The orders indicated that they were faxed to the pharmacy at 1830 (6:30 pm); this was one hour and a half after the Go-lytely was to be administered.
c. Review of the Patient Medications Dispensed Report indicated that at 6:39 pm, the Go-lytely container was dispensed to the ER from the pharmacy.
d. On 03/03/11 at 12:45 pm, during interview, the emergency charge nurse who was on duty the evening of 10/31/10 stated that if the physician had ordered the Go-lytely at 5:00 pm, the administration of the Go-lytely to the patient should have started in the emergency room. She confirmed by reviewing the patient's chart that the Go-lytely had not been administered in the ER.
e. Record review of the Patient Disposition Page dated 10/31/10 indicated that the patient was transferred to the floor at 19:23 (7:23 pm).
f. On 03/03/11 at 8:05 am, during interview, the admitting night nurse taking care of the patient on the floor stated that as soon as they got the patient settled in the room she started the Go-lytely preparation.
g. Review of the Patient #2's Medication Administration Record dated 10/31/10 indicated that the Go-lytely was started at 9:50 pm; this was four hours and fifty minutes after the Go-lytely should have been started.
Tag No.: A0955
Based on record review and interview, the hospital failed to obtain a properly executed informed consent form and place it in the patient's chart for 1 of 6 sampled patients (#2) before a colonoscopy and an anoscopy were performed on the patient on 11/01/10. The findings are:
A. Review of Patient #2's Physician Orders dated 10/31/10 at 3:30 pm revealed an order for a colonoscopy to be done on 11/01/10 in the morning and the hospital needed to "obtain consent for it."
B. Review of Patient #2's Operative Report dated 11/02/10 revealed the doctor wrote, "I was unable to perform anoscopy at the bedside,..."
C. Review of Patient #2's clinical record revealed no informed consent for either procedure.
D. Review of the hospital's Informed Consent Policy and Procedure, effective 12/08, read as follows:
"A. Physician's Role in Obtaining Informed Consent. The physician ... must obtain the patient's consent for surgical procedures or other specific invasive procedures to be performed by a physician ..."
"E. Responsibility to Obtain Consent. Generally, the health care practitioner who is directing the provision of the treatment or care or who is performing a procedure has the duty to obtain informed consent for such treatment or care from the patient.
"F. Procedures/Treatments Requiring Consent Be Obtained by Physicians. The following procedures, but not limited to those listed, shall be performed only after the ordering physician obtains an informed consent....Other invasive procedures including: ... Endoscopic procedures; ..."

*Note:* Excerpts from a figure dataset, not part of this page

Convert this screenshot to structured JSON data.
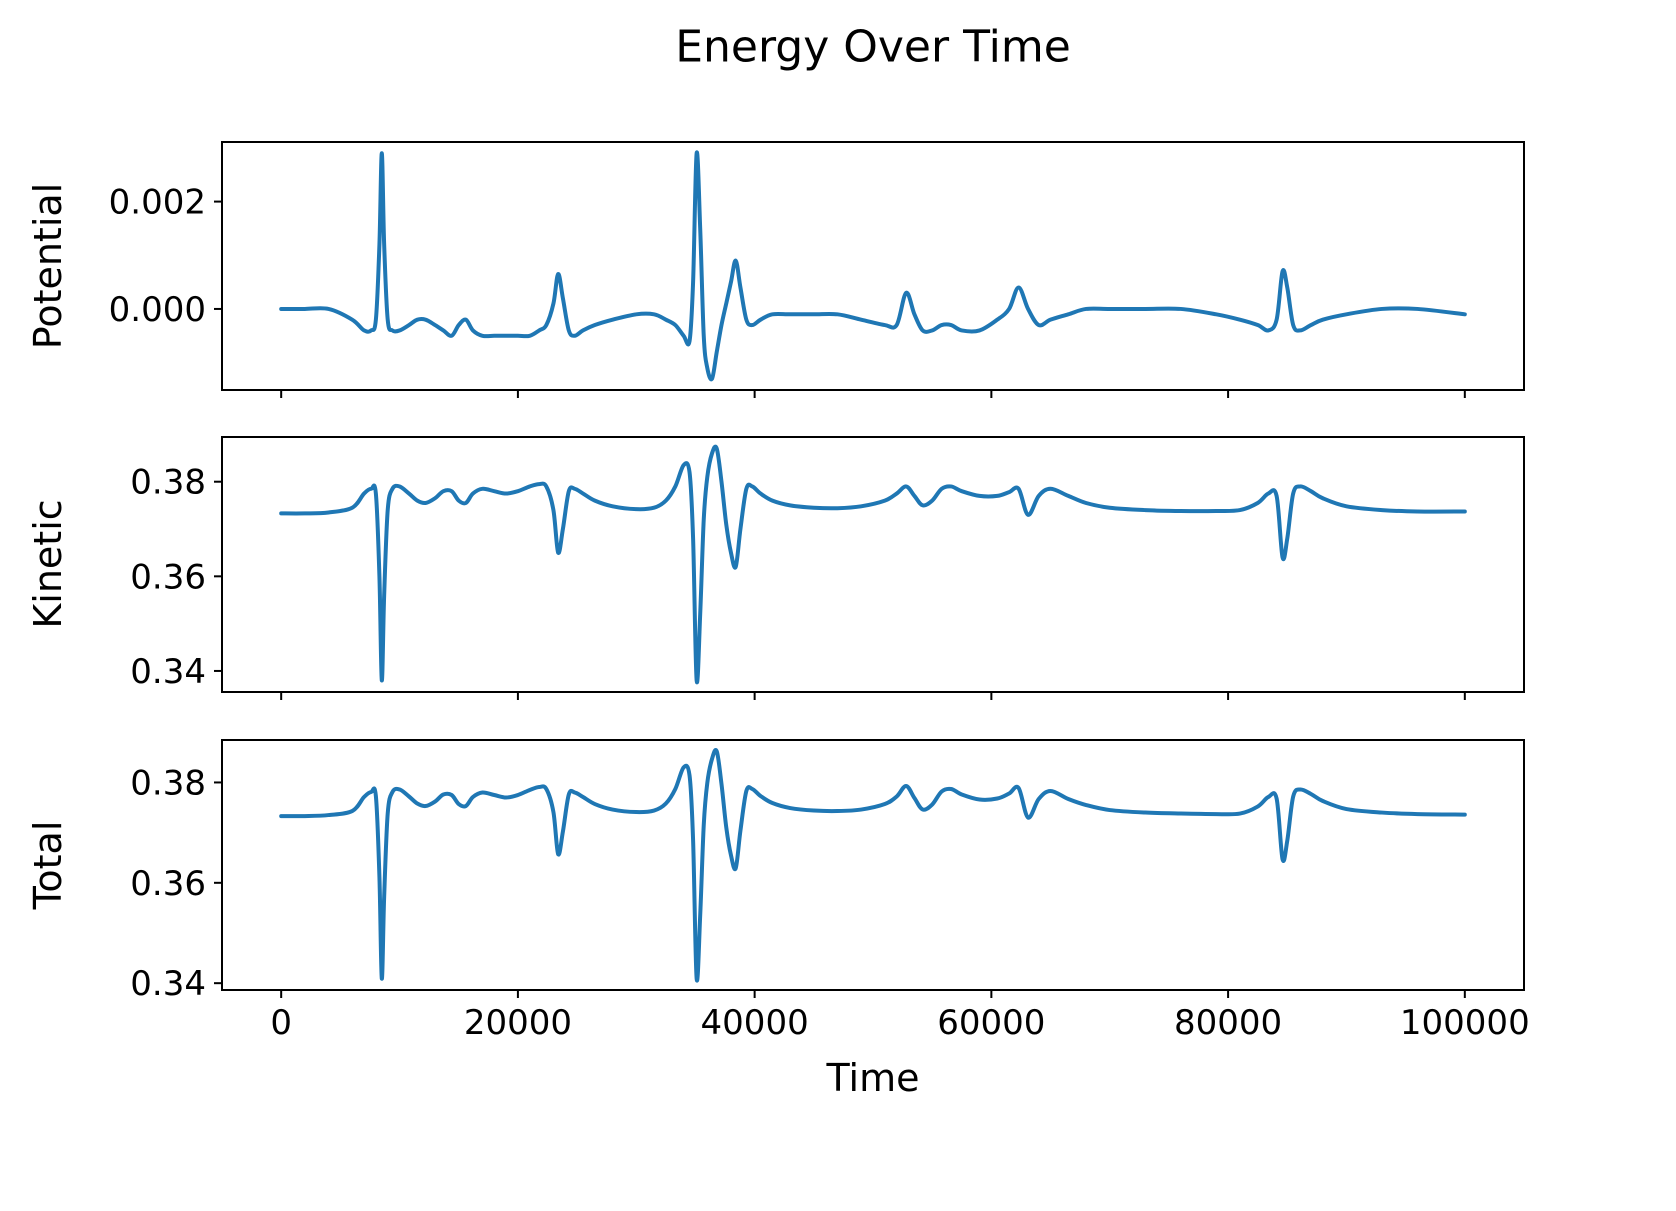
{
  "title": "Energy Over Time",
  "xlabel": "Time",
  "line_color": "#1f77b4",
  "background": "#ffffff",
  "xticks": [
    0,
    20000,
    40000,
    60000,
    80000,
    100000
  ],
  "xtick_labels": [
    "0",
    "20000",
    "40000",
    "60000",
    "80000",
    "100000"
  ],
  "chart_data": [
    {
      "type": "line",
      "name": "Potential",
      "ylabel": "Potential",
      "yticks": [
        0,
        0.002
      ],
      "ytick_labels": [
        "0.000",
        "0.002"
      ],
      "ylim": [
        -0.00151,
        0.00311
      ],
      "xlim": [
        -5000,
        105000
      ],
      "grid": false,
      "x": [
        0,
        2000,
        4000,
        6000,
        7000,
        7600,
        8000,
        8300,
        8500,
        8700,
        9000,
        9400,
        10000,
        10800,
        11500,
        12200,
        13000,
        13700,
        14400,
        15000,
        15600,
        16200,
        17000,
        18000,
        19000,
        20000,
        21000,
        21800,
        22400,
        23000,
        23400,
        23800,
        24300,
        24800,
        25500,
        26500,
        28000,
        30000,
        31500,
        32500,
        33300,
        34000,
        34500,
        34800,
        35100,
        35400,
        35700,
        36000,
        36400,
        36800,
        37200,
        37600,
        38000,
        38400,
        38800,
        39300,
        39800,
        40500,
        41500,
        43000,
        45000,
        47000,
        49000,
        51000,
        52000,
        52800,
        53500,
        54200,
        55000,
        55800,
        56600,
        57500,
        59000,
        60500,
        61500,
        62300,
        63100,
        64000,
        65000,
        66500,
        68000,
        70000,
        73000,
        76000,
        79000,
        81000,
        82500,
        83400,
        84100,
        84600,
        85000,
        85500,
        86100,
        87000,
        88000,
        90000,
        93000,
        96000,
        100000
      ],
      "y": [
        0.0,
        0.0,
        0.0,
        -0.0002,
        -0.0004,
        -0.0004,
        -0.0002,
        0.0012,
        0.0029,
        0.0012,
        -0.0002,
        -0.0004,
        -0.0004,
        -0.0003,
        -0.0002,
        -0.0002,
        -0.0003,
        -0.0004,
        -0.0005,
        -0.0003,
        -0.0002,
        -0.0004,
        -0.0005,
        -0.0005,
        -0.0005,
        -0.0005,
        -0.0005,
        -0.0004,
        -0.0003,
        0.0001,
        0.00065,
        0.0002,
        -0.0004,
        -0.0005,
        -0.0004,
        -0.0003,
        -0.0002,
        -0.0001,
        -0.0001,
        -0.0002,
        -0.0003,
        -0.0005,
        -0.0006,
        0.0005,
        0.0029,
        0.0015,
        -0.0005,
        -0.0011,
        -0.0013,
        -0.0008,
        -0.0003,
        0.0001,
        0.0005,
        0.0009,
        0.0004,
        -0.0002,
        -0.0003,
        -0.0002,
        -0.0001,
        -0.0001,
        -0.0001,
        -0.0001,
        -0.0002,
        -0.0003,
        -0.0003,
        0.0003,
        -0.0001,
        -0.0004,
        -0.0004,
        -0.0003,
        -0.0003,
        -0.0004,
        -0.0004,
        -0.0002,
        0.0,
        0.0004,
        0.0,
        -0.0003,
        -0.0002,
        -0.0001,
        0.0,
        0.0,
        0.0,
        0.0,
        -0.0001,
        -0.0002,
        -0.0003,
        -0.0004,
        -0.0002,
        0.0007,
        0.0004,
        -0.0003,
        -0.0004,
        -0.0003,
        -0.0002,
        -0.0001,
        0.0,
        0.0,
        -0.0001
      ]
    },
    {
      "type": "line",
      "name": "Kinetic",
      "ylabel": "Kinetic",
      "yticks": [
        0.34,
        0.36,
        0.38
      ],
      "ytick_labels": [
        "0.34",
        "0.36",
        "0.38"
      ],
      "ylim": [
        0.33555,
        0.38945
      ],
      "xlim": [
        -5000,
        105000
      ],
      "grid": false,
      "x": [
        0,
        2000,
        4000,
        6000,
        7000,
        7600,
        8000,
        8300,
        8500,
        8700,
        9000,
        9400,
        10000,
        10800,
        11500,
        12200,
        13000,
        13700,
        14400,
        15000,
        15600,
        16200,
        17000,
        18000,
        19000,
        20000,
        21000,
        21800,
        22400,
        23000,
        23400,
        23800,
        24300,
        24800,
        25500,
        26500,
        28000,
        30000,
        31500,
        32500,
        33300,
        34000,
        34500,
        34800,
        35100,
        35400,
        35700,
        36000,
        36400,
        36800,
        37200,
        37600,
        38000,
        38400,
        38800,
        39300,
        39800,
        40500,
        41500,
        43000,
        45000,
        47000,
        49000,
        51000,
        52000,
        52800,
        53500,
        54200,
        55000,
        55800,
        56600,
        57500,
        59000,
        60500,
        61500,
        62300,
        63100,
        64000,
        65000,
        66500,
        68000,
        70000,
        73000,
        76000,
        79000,
        81000,
        82500,
        83400,
        84100,
        84600,
        85000,
        85500,
        86100,
        87000,
        88000,
        90000,
        93000,
        96000,
        100000
      ],
      "y": [
        0.3733,
        0.3733,
        0.3735,
        0.3745,
        0.3775,
        0.3785,
        0.3775,
        0.36,
        0.338,
        0.356,
        0.374,
        0.3785,
        0.379,
        0.3775,
        0.376,
        0.3755,
        0.3765,
        0.378,
        0.378,
        0.376,
        0.3755,
        0.3775,
        0.3785,
        0.378,
        0.3775,
        0.378,
        0.379,
        0.3795,
        0.379,
        0.374,
        0.365,
        0.37,
        0.378,
        0.3785,
        0.3775,
        0.376,
        0.3748,
        0.3742,
        0.3745,
        0.376,
        0.379,
        0.3835,
        0.382,
        0.368,
        0.338,
        0.352,
        0.372,
        0.381,
        0.386,
        0.387,
        0.38,
        0.371,
        0.365,
        0.362,
        0.37,
        0.3785,
        0.379,
        0.3775,
        0.376,
        0.375,
        0.3745,
        0.3744,
        0.3748,
        0.376,
        0.3775,
        0.379,
        0.377,
        0.375,
        0.376,
        0.3785,
        0.379,
        0.378,
        0.377,
        0.377,
        0.3778,
        0.3785,
        0.373,
        0.377,
        0.3785,
        0.377,
        0.3755,
        0.3745,
        0.374,
        0.3738,
        0.3738,
        0.374,
        0.3755,
        0.3775,
        0.377,
        0.364,
        0.368,
        0.3775,
        0.379,
        0.378,
        0.3765,
        0.3748,
        0.374,
        0.3737,
        0.3737
      ]
    },
    {
      "type": "line",
      "name": "Total",
      "ylabel": "Total",
      "yticks": [
        0.34,
        0.36,
        0.38
      ],
      "ytick_labels": [
        "0.34",
        "0.36",
        "0.38"
      ],
      "ylim": [
        0.33864,
        0.38846
      ],
      "xlim": [
        -5000,
        105000
      ],
      "grid": false,
      "x": [
        0,
        2000,
        4000,
        6000,
        7000,
        7600,
        8000,
        8300,
        8500,
        8700,
        9000,
        9400,
        10000,
        10800,
        11500,
        12200,
        13000,
        13700,
        14400,
        15000,
        15600,
        16200,
        17000,
        18000,
        19000,
        20000,
        21000,
        21800,
        22400,
        23000,
        23400,
        23800,
        24300,
        24800,
        25500,
        26500,
        28000,
        30000,
        31500,
        32500,
        33300,
        34000,
        34500,
        34800,
        35100,
        35400,
        35700,
        36000,
        36400,
        36800,
        37200,
        37600,
        38000,
        38400,
        38800,
        39300,
        39800,
        40500,
        41500,
        43000,
        45000,
        47000,
        49000,
        51000,
        52000,
        52800,
        53500,
        54200,
        55000,
        55800,
        56600,
        57500,
        59000,
        60500,
        61500,
        62300,
        63100,
        64000,
        65000,
        66500,
        68000,
        70000,
        73000,
        76000,
        79000,
        81000,
        82500,
        83400,
        84100,
        84600,
        85000,
        85500,
        86100,
        87000,
        88000,
        90000,
        93000,
        96000,
        100000
      ],
      "y": [
        0.3733,
        0.3733,
        0.3735,
        0.3743,
        0.3771,
        0.3781,
        0.3773,
        0.3612,
        0.3409,
        0.3572,
        0.3738,
        0.3781,
        0.3786,
        0.3772,
        0.3758,
        0.3753,
        0.3762,
        0.3776,
        0.3775,
        0.3757,
        0.3753,
        0.3771,
        0.378,
        0.3775,
        0.377,
        0.3775,
        0.3785,
        0.3791,
        0.3787,
        0.3741,
        0.3657,
        0.3702,
        0.3776,
        0.378,
        0.3771,
        0.3757,
        0.3746,
        0.3741,
        0.3744,
        0.3758,
        0.3787,
        0.383,
        0.3814,
        0.3685,
        0.3409,
        0.3535,
        0.3715,
        0.3799,
        0.3847,
        0.3862,
        0.3797,
        0.3711,
        0.3655,
        0.3629,
        0.3704,
        0.3783,
        0.3787,
        0.3773,
        0.3759,
        0.3749,
        0.3744,
        0.3743,
        0.3746,
        0.3757,
        0.3772,
        0.3793,
        0.3769,
        0.3746,
        0.3756,
        0.3782,
        0.3787,
        0.3776,
        0.3766,
        0.3768,
        0.3778,
        0.3789,
        0.373,
        0.3767,
        0.3783,
        0.3767,
        0.3755,
        0.3745,
        0.374,
        0.3738,
        0.3737,
        0.3738,
        0.3752,
        0.3771,
        0.3768,
        0.3647,
        0.3684,
        0.3772,
        0.3786,
        0.3777,
        0.3763,
        0.3747,
        0.374,
        0.3737,
        0.3736
      ]
    }
  ]
}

E. On 03/03/11 at 1:05 pm, the Risk Manager confirmed there was no signed informed consent for the colonoscopy in the clinical record. When asked, she stated that it should have been obtained and included in the clinical record.
F. On 03/03/11 at 11:30 am, Surgeon #1 stated in interview that he did not obtain an informed consent for the anoscopy done on Patient #2 on 11/01/10 and he felt that he did not need to obtain one before performing this procedure. He further stated that if this procedure had been done in his office, he would have obtained an informed consent prior to the procedure.